Böylece zindanı damlalarla hızlı bir şekilde doldurabiliyoruz.
Ve böylece zindanımız tamamlanmak üzere.
- katı şehir haline getirdik.
Hanlarımızı temizleyen, pişiren ve yöneten elf kadınları için.
Onlar harika bir iş gücü ve onları o şehirde bırakmalarını sağlayacağım.
Tabii ki sadece kadınlar değil, erkekler de.
Treantlar ve orman perileri çoktan orada kök salmış, bir ağaç şehri kurmuşlardı.
Ve böylece zeminin ortasında güzel bir kasaba belirdi.
Periler şehri.
Elfler kesinlikle ağaçların arasında yaşarken daha sakin olacaklar.
Buna bağlı olarak sevinçlerini minnetle dile getirdiler. Ve yürekleri umut dolu göç ettiler.
Tabii ki, hanları ve barları kendileri yönetebilirler.
Diğer tasarruf noktalarında olduğu gibi, o katlarda da çok sayıda insan yapımı hanlar bulunmaktadır.
Hepsini yönetmek yaşlı bir treant.
Oh, ve bu labirentte treantların ortaya çıkma ihtimali olduğu için, onların maceracılara yol göstermesine ve desteklemesine karar verdik.
Tabii memnuniyetle kabul ettiler.
Böylece labirenti yeniden modellemeyi bitirdik ve iş yükümüz bir seviye azaldı.
Görünüşe göre katları yenileme zamanı yine geldi.
Zindanı bitirdiğimizde, biri onuncu katı kırmıştı.
Duyuruya göre 10. katın koruyucusu Ogre Lord ortaya çıkmıştı.
Kasaba oldukça şenlikliydi
O kadar ileri giden grup, Hero Masayuki’nin grubuydu.
『Ma~sayuki, Ma~~sayuki!!』
Tezahürat ettiler.
İfadesi sıkışık bir gülümseme olsa da, bakanlara göz kamaştırıcı görünmüş olmalı.
Ogre Lordu, “B+” dereceli bir canavardı, ama açıkça Masayuki’nin grubu için düşman değildi.

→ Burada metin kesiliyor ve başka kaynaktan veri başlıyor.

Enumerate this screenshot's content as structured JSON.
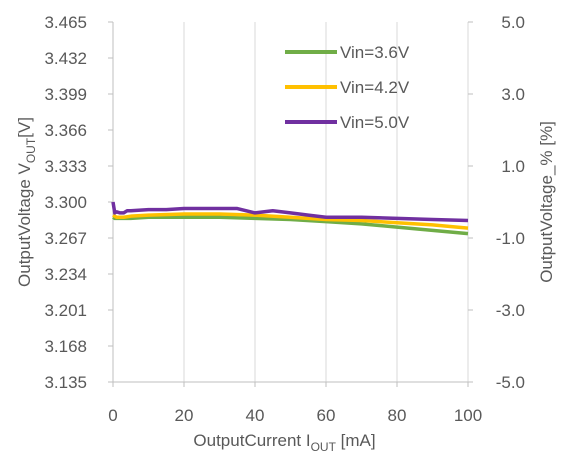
{
  "chart_data": {
    "type": "line",
    "title": "",
    "xlabel": {
      "main": "OutputCurrent  I",
      "sub": "OUT",
      "unit": " [mA]"
    },
    "ylabel_left": {
      "main": "OutputVoltage  V",
      "sub": "OUT",
      "unit": "[V]"
    },
    "ylabel_right": "OutputVoltage_% [%]",
    "xlim": [
      0,
      100
    ],
    "ylim_left": [
      3.135,
      3.465
    ],
    "ylim_right": [
      -5.0,
      5.0
    ],
    "x_ticks": [
      "0",
      "20",
      "40",
      "60",
      "80",
      "100"
    ],
    "y_left_ticks": [
      "3.465",
      "3.432",
      "3.399",
      "3.366",
      "3.333",
      "3.300",
      "3.267",
      "3.234",
      "3.201",
      "3.168",
      "3.135"
    ],
    "y_right_ticks": [
      "5.0",
      "3.0",
      "1.0",
      "-1.0",
      "-3.0",
      "-5.0"
    ],
    "grid": {
      "vertical": true,
      "horizontal": false
    },
    "legend_position": "top-right",
    "series": [
      {
        "name": "Vin=3.6V",
        "color": "#70AD47",
        "x": [
          0,
          0.5,
          1,
          2,
          3,
          5,
          10,
          20,
          30,
          40,
          50,
          60,
          70,
          80,
          90,
          100
        ],
        "y": [
          3.286,
          3.285,
          3.285,
          3.285,
          3.285,
          3.285,
          3.286,
          3.286,
          3.286,
          3.285,
          3.284,
          3.282,
          3.28,
          3.277,
          3.274,
          3.271
        ]
      },
      {
        "name": "Vin=4.2V",
        "color": "#FFC000",
        "x": [
          0,
          0.5,
          1,
          2,
          3,
          5,
          10,
          20,
          30,
          40,
          50,
          60,
          70,
          80,
          90,
          100
        ],
        "y": [
          3.288,
          3.287,
          3.286,
          3.286,
          3.286,
          3.287,
          3.288,
          3.289,
          3.289,
          3.288,
          3.286,
          3.284,
          3.283,
          3.281,
          3.279,
          3.276
        ]
      },
      {
        "name": "Vin=5.0V",
        "color": "#7030A0",
        "x": [
          0,
          0.5,
          1,
          2,
          3,
          4,
          5,
          10,
          15,
          20,
          25,
          30,
          35,
          40,
          45,
          50,
          55,
          60,
          65,
          70,
          80,
          90,
          100
        ],
        "y": [
          3.3,
          3.29,
          3.291,
          3.29,
          3.29,
          3.292,
          3.292,
          3.293,
          3.293,
          3.294,
          3.294,
          3.294,
          3.294,
          3.29,
          3.292,
          3.29,
          3.288,
          3.286,
          3.286,
          3.286,
          3.285,
          3.284,
          3.283
        ]
      }
    ]
  }
}
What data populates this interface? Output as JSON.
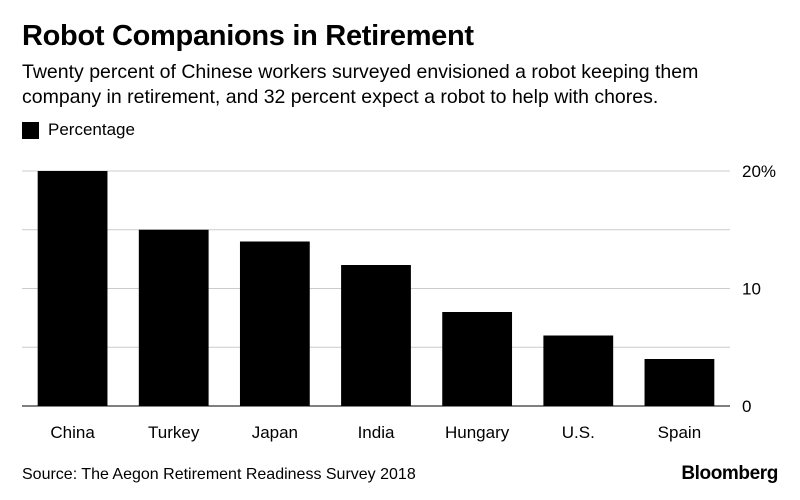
{
  "header": {
    "title": "Robot Companions in Retirement",
    "subtitle": "Twenty percent of Chinese workers surveyed envisioned a robot keeping them company in retirement, and 32 percent expect a robot to help with chores."
  },
  "legend": {
    "label": "Percentage",
    "color": "#000000"
  },
  "footer": {
    "source": "Source: The Aegon Retirement Readiness Survey 2018",
    "brand": "Bloomberg"
  },
  "chart_data": {
    "type": "bar",
    "title": "Robot Companions in Retirement",
    "xlabel": "",
    "ylabel": "",
    "categories": [
      "China",
      "Turkey",
      "Japan",
      "India",
      "Hungary",
      "U.S.",
      "Spain"
    ],
    "series": [
      {
        "name": "Percentage",
        "values": [
          20,
          15,
          14,
          12,
          8,
          6,
          4
        ],
        "color": "#000000"
      }
    ],
    "ylim": [
      0,
      20
    ],
    "y_ticks": [
      0,
      5,
      10,
      15,
      20
    ],
    "y_tick_labels": [
      "0",
      "",
      "10",
      "",
      "20%"
    ],
    "y_axis_side": "right",
    "grid": true,
    "grid_color": "#cccccc",
    "legend_position": "top-left"
  }
}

Aslında yoldaşları oldukça yeteneklidir ve zorlu durumlardan bile zarar görmeden kaçabilirler.
Ogre Lord, ogre serisinden öğeler düşürür.
Bu seferki damlalar şunlardı: dev balta ve öküz tekmelik.
Bir serinin parçası olarak, nadir bir öğedir.
Silah seçimi rastgeledir. Beğenmediysen şansını tekrar dene.
Ancak bu silaha bir bakış bile maceracıların gözlerini değiştirmişti.
Şimdiye kadar marjinal kâr hedeflemişlerdi ama artık her şey değişti.
Her saat başı bir boss çıkar ve yenilirse bir saat daha beklemesi gerekir.
Ve bir patron yenildiğinde, bir kaydetme noktası tabanı belirir.
Bu katın ötesine geçtiğinizde, bu patron dövüşüne asla geri dönemezsiniz.
Bu, insanların patronu tekelleştirmesini önlemek içindir.
Bu patron bir eşya kutusu düşürür.
Yani açmadan önce ne tür bir teçhizat aldığınızı bilmiyorsunuz. Türü ne olursa olsun, ogre serisinin bir parçası olacak.
Ve “B+” dereceli bir patron olarak, iyi hazırlanmış altı kişilik bir ekip tarafından kesinlikle yenilebilir.
Bunun haberi tüm maceracılar arasında hızla yayıldı.
Meydan okuyanların sayısını büyük ölçüde artırıyor.
Planlandığı gibi.
Şimdiye kadar dünyada labirent şehri Tempest’i duymamış tek bir kişi bile yok.